The Colanduonis also claim they have been treated “disparately and differently” from two other businesses that operate similarly along the beachfront — Exit 98, an apparel business that has continued to operate from a “non-pavilion” type of facility directly on the boardwalk since Superstorm Sandy, and Merri-Makers Caterers, which was awarded a 10-year lease for operating its Cruz Bay Café concession in the new Taylor Pavilion at Fifth Avenue.

Although the borough has not yet been served with the legal action, Borough Administrator Colleen Connolly said she was disappointed that the lawsuit was being filed. “I wish they were open right now. We want them to be open,” she said. “It should be a wonderful concession.”

However, she said, a delay by 10th Avenue Freeze Out to “pull their permits” for the fit-out work stalled completion of the concession’s interior space. She explained that “they could have worked parallel to us,” referring to work that was being performed on the municipal public safety portion of the 2,658-square-foot pavilion, before a temporary certificate of occupancy was needed.

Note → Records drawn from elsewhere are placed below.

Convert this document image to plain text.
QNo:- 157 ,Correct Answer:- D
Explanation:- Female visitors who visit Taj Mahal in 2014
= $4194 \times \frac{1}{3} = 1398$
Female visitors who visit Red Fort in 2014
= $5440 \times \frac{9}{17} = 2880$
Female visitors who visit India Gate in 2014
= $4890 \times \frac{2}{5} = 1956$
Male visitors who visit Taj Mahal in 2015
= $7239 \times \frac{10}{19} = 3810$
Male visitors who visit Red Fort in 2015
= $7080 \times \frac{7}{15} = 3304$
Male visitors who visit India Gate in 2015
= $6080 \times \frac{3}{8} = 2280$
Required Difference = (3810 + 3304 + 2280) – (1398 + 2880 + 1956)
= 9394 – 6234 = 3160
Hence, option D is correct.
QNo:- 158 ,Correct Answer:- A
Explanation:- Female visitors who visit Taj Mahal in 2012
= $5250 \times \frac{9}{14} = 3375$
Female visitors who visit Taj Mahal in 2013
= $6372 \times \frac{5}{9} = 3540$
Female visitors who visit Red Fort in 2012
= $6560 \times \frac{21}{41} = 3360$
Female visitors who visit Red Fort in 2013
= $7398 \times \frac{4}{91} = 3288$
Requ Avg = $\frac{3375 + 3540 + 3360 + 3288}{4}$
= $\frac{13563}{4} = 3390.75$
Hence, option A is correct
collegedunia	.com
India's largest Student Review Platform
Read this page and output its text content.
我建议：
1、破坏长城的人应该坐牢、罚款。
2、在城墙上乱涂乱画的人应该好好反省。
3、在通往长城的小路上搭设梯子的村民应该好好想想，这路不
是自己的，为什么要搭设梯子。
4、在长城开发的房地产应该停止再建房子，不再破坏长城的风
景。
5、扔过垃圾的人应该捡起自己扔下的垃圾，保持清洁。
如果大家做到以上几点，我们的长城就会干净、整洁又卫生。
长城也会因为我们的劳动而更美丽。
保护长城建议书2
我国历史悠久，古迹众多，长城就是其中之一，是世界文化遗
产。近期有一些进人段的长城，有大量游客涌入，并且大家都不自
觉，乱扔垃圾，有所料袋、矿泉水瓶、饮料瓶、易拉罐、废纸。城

That portion of the building is now open.

Regarding the terms of the lease arrangement that allowed for a temporary food trailer along the boardwalk after Superstorm Sandy, Connolly said she would need to defer that matter to Borough Attorney Greg Cannon. The borough decided to allow a number of beachfront concessions to operate temporarily from trucks or trailers after the devastation — until the rebuilding effort was completed. “We didn’t want to see (any of the businesses) be crushed by Sandy, so this was a way to allow them to come back,” she said.